Large-scale instance-level image retrieval

https://doi.org/10.1016/j.ipm.2019.102100Get rights and content

Highlights

  • We propose a novel approach to tackle large-scale image retrieval on deep-learned image descriptors by transforming the vectorial descriptors into surrogate text encodings.

  • This transformation is based on a scalar quantization approach that is specifically designed to generate text suitable for scalable indexing in secondary memory.

  • Our approach allows us to conveniently reuse mature and scalable full-text search engine technology (e.g. Elasticsearch, Apache Lucene) for retrieving images on a large scale without the need for dedicated structures.

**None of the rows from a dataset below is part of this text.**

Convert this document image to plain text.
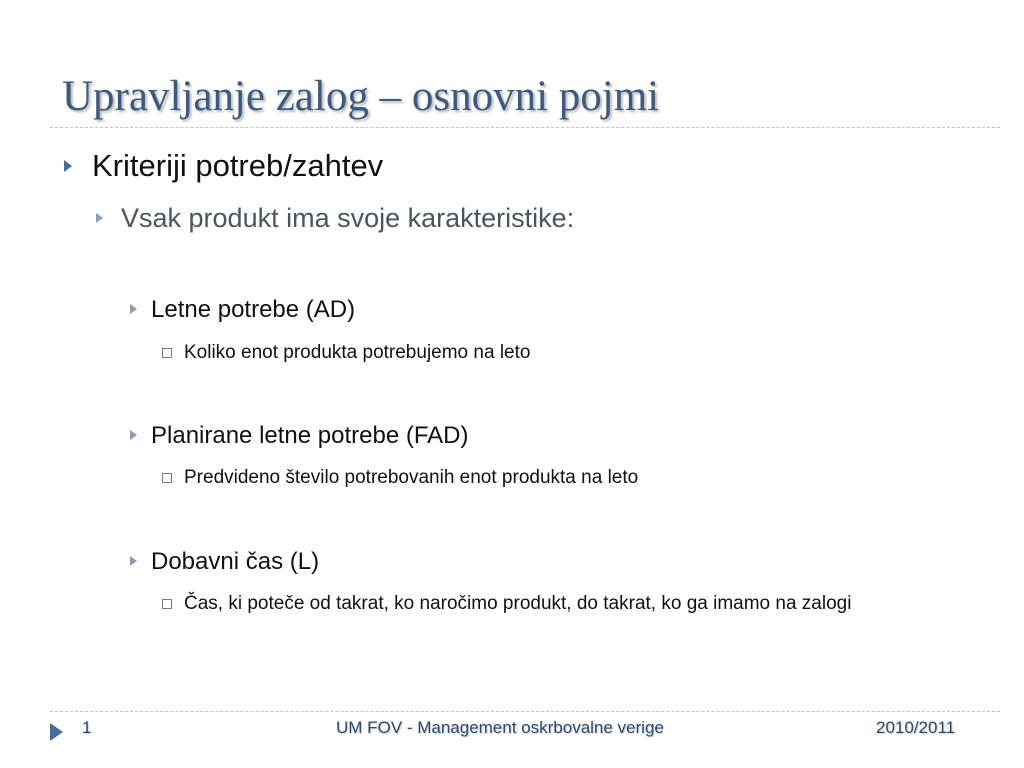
Upravljanje zalog – osnovni pojmi
Kriteriji potreb/zahtev
Vsak produkt ima svoje karakteristike:
Letne potrebe (AD)
Koliko enot produkta potrebujemo na leto
Planirane letne potrebe (FAD)
Predvideno število potrebovanih enot produkta na leto
Dobavni čas (L)
Čas, ki poteče od takrat, ko naročimo produkt, do takrat, ko ga imamo na zalogi
1	UM FOV - Management oskrbovalne verige	2010/2011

  • We compare our proposal to other works in a unified framework for representing surrogate text representation transformations.

  • We performed an extensive experimental evaluation to assess the effectiveness and efficiency of our proposal, and compare it to other state-of-the-art vector-tailored indexing approaches.

Abstract

The great success of visual features learned from deep neural networks has led to a significant effort to develop efficient and scalable technologies for image retrieval. Nevertheless, its usage in large-scale Web applications of content-based retrieval is still challenged by their high dimensionality. To overcome this issue, some image retrieval systems employ the product quantization method to learn a large-scale visual dictionary from a training set of global neural network features. These approaches are implemented in main memory, preventing their usage in big-data applications. The contribution of the work is mainly devoted to investigating some approaches to transform neural network features into text forms suitable for being indexed by a standard full-text retrieval engine such as Elasticsearch. The basic idea of our approaches relies on a transformation of neural network features with the twofold aim of promoting the sparsity without the need of unsupervised pre-training. We validate our approach on a recent convolutional neural network feature, namely Regional Maximum Activations of Convolutions (R-MAC), which is a state-of-art descriptor for image retrieval. Its effectiveness has been proved through several instance-level retrieval benchmarks. An extensive experimental evaluation conducted on the standard benchmarks shows the effectiveness and efficiency of the proposed approach and how it compares to state-of-the-art main-memory indexes.

Introduction

Full-text search engines on the Web have achieved great results in terms of efficiency thanks to the use of inverted index technology (Arroyuelo, Oyarzún, González, Sepulveda, 2018, Lashkari, Bagheri, Ghorbani, 2019, Zobel, Moffat, 2006). In the last years, we experienced an increasing interest of the research community in the case of retrieval of other forms of expression, such as images (Novak, Batko, Zezula, 2012, Pandey, Khanna, Yokota, 2016); nevertheless, the development in those cases was not as rapid as text-based paradigms. In the field of image retrieval, this was initially due in part to the ineffectiveness of hand-crafted features used by instance-level and content-based image retrieval. However, since 2014 we have had a great development of new learned features obtained by training neural networks – in particular convolutional neural networks (CNN). Differently from text, in which inverted indexes perfectly marry the sparse document representation in standard vector models, learned image descriptors tend to be dense and compact, thus making directly unfeasible the usage of mature text-tailored index technologies. While efficient index structures for this type of data exist (Johnson, Douze, Jégou, 2017, Liu, Wei, Zhao, Yang, 2018, Mohedano, McGuinness, O’Connor, Salvador, Marques, Giro-i Nieto, 2016), they usually come with caveats that prevent their usage in very large-scale scenarios, such as main-memory-only implementations and computationally expensive indexing or codebook-learning phases.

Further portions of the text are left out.